A natureza e suas possibilidades. Vencedor do Leão de Prata no Festival de Veneza do ano passado, o novo trabalho do excelente cineasta japonês Ryusuke Hamaguchi, bem longe de ser um filme comercial, opta por uma narrativa densa onde apresenta confrontos que envolvem o meio ambiente e seu equilíbrio. A partir de uma pequena aldeia, onde a água é muito importante, e os prováveis impactos de um empreendimento criado por gestores ignorantes sobre a região, O Mal não Existe apresenta fortes argumentos com inúmeros paralelos com a realidade construindo suas perspectivas através de olhares conflitantes.
Na trama, acompanhamos um homem que mora numa região gelada de apenas 6.000 habitantes no interior do Japão. Ele vive com sua filha e trabalha como uma espécie de faz tudo da região, além de ser um grande conhecedor do lugar. Quando uma empresa de Glamping (algo como um acampamento confortável) resolve criar um empreendimento no lugar, uma área para turistas vindos principalmente de Tóquio, o protagonista e moradores entram em desacordo com a empresa.

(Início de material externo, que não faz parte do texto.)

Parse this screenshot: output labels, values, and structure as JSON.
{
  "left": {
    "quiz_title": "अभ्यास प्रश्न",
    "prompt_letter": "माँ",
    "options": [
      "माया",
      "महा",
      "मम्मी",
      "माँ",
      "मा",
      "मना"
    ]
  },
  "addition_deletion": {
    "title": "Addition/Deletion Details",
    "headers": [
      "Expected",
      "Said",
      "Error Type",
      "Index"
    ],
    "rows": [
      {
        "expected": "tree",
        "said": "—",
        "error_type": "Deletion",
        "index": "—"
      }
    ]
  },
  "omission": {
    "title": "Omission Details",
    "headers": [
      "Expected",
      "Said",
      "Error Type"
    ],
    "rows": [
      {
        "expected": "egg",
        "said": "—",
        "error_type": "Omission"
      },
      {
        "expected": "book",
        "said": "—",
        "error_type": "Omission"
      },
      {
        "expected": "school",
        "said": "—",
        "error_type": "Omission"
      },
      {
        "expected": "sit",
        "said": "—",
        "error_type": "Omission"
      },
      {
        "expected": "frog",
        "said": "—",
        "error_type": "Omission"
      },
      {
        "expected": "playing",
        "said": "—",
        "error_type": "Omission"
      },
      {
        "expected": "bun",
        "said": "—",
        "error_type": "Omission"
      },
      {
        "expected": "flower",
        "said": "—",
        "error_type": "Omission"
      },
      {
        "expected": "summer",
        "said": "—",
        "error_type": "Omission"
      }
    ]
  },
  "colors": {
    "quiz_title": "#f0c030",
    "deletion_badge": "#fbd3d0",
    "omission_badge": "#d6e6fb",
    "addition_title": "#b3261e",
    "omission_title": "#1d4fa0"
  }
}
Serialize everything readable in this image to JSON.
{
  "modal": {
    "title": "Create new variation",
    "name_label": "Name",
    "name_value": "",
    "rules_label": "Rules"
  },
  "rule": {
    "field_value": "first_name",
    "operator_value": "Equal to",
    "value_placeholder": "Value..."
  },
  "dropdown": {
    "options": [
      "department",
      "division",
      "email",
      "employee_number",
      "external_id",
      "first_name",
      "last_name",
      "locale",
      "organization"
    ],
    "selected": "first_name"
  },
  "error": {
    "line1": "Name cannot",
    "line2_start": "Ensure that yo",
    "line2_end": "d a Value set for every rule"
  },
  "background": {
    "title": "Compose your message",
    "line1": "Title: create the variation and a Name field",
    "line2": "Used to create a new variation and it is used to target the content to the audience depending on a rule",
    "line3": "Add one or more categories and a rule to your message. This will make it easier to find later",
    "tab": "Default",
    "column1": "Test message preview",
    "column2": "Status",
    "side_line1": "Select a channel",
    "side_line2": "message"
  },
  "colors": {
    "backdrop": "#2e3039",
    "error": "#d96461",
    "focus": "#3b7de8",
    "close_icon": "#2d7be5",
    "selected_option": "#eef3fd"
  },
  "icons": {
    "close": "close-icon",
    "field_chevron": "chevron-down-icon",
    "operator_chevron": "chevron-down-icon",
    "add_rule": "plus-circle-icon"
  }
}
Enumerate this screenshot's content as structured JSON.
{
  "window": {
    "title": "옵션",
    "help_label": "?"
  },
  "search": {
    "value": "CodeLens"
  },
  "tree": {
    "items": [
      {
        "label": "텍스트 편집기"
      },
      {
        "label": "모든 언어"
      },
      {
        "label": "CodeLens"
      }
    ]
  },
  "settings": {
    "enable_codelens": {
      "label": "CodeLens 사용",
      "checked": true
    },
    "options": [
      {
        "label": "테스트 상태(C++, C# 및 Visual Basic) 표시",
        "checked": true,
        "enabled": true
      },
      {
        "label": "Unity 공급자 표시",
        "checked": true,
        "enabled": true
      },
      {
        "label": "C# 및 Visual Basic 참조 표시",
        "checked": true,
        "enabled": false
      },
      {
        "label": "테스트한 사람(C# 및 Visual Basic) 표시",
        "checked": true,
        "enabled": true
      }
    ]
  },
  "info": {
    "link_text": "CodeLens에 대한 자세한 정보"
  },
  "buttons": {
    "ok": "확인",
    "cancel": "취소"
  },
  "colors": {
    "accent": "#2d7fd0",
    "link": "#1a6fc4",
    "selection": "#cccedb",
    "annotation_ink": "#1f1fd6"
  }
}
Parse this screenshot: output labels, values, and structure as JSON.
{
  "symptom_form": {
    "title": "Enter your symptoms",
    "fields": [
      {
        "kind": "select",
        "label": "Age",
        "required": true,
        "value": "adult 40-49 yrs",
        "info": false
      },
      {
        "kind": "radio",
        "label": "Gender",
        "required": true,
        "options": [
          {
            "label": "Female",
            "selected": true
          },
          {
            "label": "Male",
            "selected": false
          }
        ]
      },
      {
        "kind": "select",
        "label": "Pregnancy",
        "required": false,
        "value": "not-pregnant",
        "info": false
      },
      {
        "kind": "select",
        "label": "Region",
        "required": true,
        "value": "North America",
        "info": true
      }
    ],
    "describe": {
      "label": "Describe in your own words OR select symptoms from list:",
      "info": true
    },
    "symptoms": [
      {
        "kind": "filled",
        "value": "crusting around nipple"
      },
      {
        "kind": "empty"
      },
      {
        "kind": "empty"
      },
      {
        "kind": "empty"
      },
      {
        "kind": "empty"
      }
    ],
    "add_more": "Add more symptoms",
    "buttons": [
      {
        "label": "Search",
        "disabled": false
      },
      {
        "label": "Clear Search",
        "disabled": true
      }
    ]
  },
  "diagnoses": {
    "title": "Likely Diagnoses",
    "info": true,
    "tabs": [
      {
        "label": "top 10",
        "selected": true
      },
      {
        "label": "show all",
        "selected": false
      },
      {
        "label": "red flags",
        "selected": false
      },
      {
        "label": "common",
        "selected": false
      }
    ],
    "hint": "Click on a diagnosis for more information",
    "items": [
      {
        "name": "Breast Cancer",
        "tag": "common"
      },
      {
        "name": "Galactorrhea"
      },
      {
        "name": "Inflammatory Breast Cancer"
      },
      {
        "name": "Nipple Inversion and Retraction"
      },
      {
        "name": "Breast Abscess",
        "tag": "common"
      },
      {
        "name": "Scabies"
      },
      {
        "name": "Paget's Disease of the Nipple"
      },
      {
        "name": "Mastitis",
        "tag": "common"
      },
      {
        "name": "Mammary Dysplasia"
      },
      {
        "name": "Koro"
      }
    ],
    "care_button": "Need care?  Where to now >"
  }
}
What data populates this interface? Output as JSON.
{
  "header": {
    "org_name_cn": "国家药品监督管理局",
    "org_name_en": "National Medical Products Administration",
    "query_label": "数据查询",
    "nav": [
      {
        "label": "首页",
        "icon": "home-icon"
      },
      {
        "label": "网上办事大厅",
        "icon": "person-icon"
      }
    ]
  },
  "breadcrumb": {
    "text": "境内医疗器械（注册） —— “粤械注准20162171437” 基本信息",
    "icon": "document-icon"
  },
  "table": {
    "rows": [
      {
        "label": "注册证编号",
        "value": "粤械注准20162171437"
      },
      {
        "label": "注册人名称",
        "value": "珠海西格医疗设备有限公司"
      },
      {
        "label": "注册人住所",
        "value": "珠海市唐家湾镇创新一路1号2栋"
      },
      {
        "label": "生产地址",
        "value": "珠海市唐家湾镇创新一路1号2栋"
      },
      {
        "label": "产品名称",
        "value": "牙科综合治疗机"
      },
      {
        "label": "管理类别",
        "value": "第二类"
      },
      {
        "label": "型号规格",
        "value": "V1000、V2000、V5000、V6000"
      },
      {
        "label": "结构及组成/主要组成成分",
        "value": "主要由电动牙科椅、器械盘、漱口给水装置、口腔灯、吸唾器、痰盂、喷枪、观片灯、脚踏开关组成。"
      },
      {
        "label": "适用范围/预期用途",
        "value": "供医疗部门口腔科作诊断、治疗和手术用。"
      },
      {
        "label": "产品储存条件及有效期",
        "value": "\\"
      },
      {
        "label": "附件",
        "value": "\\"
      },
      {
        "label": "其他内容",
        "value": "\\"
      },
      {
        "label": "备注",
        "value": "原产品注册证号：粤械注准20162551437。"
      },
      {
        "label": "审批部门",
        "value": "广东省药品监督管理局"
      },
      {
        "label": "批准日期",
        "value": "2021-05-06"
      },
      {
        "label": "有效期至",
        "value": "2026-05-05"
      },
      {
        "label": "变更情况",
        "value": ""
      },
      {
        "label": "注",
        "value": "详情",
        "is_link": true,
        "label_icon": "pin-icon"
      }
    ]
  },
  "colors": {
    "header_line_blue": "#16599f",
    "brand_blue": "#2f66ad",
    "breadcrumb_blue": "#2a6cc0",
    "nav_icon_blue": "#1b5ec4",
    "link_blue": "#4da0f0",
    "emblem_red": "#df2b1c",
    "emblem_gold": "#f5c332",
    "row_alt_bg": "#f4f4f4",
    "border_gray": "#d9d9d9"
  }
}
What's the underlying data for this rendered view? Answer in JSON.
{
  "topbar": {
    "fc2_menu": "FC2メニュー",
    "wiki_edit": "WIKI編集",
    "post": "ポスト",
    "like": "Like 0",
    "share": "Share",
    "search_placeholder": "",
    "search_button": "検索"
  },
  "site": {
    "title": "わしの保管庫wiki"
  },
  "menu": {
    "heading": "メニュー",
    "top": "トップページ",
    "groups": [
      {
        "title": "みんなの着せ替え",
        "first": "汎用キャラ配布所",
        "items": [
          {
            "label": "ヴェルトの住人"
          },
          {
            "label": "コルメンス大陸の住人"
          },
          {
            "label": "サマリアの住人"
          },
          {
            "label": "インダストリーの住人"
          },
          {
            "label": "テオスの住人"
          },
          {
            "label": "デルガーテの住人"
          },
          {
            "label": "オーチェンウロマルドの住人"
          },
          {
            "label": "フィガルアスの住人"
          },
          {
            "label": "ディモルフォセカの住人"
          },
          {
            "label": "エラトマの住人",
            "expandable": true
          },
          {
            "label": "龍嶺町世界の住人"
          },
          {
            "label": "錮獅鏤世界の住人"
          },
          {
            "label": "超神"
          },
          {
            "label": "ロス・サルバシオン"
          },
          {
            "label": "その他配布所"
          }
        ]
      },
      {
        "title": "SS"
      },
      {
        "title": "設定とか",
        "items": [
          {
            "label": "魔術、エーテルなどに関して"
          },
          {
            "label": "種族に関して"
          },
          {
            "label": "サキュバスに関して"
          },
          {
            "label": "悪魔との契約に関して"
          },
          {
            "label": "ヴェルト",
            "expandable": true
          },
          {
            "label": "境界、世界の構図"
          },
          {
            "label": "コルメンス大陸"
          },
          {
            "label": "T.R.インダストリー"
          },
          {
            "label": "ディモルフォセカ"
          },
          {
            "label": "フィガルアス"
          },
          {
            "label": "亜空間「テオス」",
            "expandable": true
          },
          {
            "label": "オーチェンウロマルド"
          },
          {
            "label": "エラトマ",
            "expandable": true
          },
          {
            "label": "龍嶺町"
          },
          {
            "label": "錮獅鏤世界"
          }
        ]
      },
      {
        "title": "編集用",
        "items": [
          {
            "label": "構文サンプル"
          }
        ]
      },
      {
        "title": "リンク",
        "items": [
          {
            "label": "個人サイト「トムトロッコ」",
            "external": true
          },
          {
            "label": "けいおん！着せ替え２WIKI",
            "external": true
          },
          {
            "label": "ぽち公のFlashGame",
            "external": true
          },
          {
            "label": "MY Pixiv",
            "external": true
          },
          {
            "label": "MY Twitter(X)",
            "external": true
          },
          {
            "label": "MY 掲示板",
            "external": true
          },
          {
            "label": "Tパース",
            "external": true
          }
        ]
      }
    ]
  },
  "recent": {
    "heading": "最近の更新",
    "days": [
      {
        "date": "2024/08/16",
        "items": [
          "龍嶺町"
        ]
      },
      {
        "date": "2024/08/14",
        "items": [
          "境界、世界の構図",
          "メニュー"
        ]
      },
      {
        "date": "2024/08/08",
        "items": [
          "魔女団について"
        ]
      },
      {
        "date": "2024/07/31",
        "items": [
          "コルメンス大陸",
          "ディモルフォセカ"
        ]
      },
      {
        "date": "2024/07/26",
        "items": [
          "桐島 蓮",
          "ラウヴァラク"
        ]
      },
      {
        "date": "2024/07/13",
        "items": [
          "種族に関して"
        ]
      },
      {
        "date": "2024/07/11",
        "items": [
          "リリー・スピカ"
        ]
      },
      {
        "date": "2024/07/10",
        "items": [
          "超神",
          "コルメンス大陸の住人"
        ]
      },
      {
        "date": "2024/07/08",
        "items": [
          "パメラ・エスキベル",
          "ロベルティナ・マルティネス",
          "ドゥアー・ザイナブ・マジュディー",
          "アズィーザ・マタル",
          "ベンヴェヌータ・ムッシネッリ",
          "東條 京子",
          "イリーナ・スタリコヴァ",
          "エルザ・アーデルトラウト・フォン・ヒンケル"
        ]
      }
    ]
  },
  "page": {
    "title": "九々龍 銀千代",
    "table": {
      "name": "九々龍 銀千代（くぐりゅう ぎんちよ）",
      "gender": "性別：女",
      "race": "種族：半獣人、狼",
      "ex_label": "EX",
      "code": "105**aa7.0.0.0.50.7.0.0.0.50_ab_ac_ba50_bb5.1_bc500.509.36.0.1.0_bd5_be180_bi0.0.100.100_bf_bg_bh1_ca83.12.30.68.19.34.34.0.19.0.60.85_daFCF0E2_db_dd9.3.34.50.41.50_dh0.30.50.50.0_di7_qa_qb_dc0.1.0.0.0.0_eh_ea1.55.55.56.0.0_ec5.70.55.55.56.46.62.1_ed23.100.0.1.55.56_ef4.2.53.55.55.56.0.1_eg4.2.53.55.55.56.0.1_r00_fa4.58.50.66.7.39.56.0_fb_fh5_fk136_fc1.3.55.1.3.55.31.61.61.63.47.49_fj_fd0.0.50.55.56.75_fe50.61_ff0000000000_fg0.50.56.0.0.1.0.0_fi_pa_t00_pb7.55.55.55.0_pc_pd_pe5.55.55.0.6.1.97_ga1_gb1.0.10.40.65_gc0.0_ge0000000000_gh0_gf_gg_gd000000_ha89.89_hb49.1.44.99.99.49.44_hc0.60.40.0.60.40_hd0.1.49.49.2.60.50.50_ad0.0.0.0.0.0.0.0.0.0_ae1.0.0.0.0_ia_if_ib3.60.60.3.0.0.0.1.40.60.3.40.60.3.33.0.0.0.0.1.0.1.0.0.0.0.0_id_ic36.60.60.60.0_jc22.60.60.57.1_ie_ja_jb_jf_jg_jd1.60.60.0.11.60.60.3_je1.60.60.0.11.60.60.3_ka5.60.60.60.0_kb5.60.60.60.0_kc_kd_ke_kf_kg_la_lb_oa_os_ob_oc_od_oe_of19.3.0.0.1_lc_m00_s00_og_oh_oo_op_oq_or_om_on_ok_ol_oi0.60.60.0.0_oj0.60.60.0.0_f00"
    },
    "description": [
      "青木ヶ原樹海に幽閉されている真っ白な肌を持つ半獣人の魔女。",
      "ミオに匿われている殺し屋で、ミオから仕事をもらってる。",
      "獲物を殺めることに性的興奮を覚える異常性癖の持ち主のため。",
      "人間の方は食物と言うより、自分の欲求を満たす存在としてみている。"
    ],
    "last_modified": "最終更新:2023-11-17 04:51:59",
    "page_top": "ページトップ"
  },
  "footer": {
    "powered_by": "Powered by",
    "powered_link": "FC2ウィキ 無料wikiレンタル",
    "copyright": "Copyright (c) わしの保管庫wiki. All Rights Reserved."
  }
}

A relação dos seres humanos com a natureza é algo bem explorável nesse roteiro contemplativo. É preciso paciência, as peças vão se montando aos poucos e cada detalhe é fundamental. As pausas para o refletir se somam às reflexões em relação a ação do homem na natureza e os impactos disso em uma sociedade. Muitas variáveis dão a sensação de comporem um enorme tabuleiro, um jogo da vida onde o capitalismo sempre arranja força para derrubar o que sempre esteve presente. Mas aqui, a luz chega com a resistência.
De um lado famílias que vivem do que a natureza produz, do outro ações desenfreadas, no caso, atrás de subsídios do governo pós-pandemia. Mesmo num dos países mais desenvolvidos do planeta, a ação do homem abraçado à ganância tira da zona de conforto qualquer resolução trivial. Pensando como obra cinematográfica, há uma ponte que pode gerar reações diversas, que liga o certeiro discurso até a concepção audiovisual. A mensagem está nítida mas a maneira como se entrega ela vai depender da paciência do espectador.
Com uma impactante trilha sonora composta pela artista Eiko Ishibashi, que já trabalhara com o diretor no sucesso mundial Drive my Car, o cinema como crítica social alcança sua força através do olhar sensível de um dos cineastas japoneses mais elogiados da atualidade.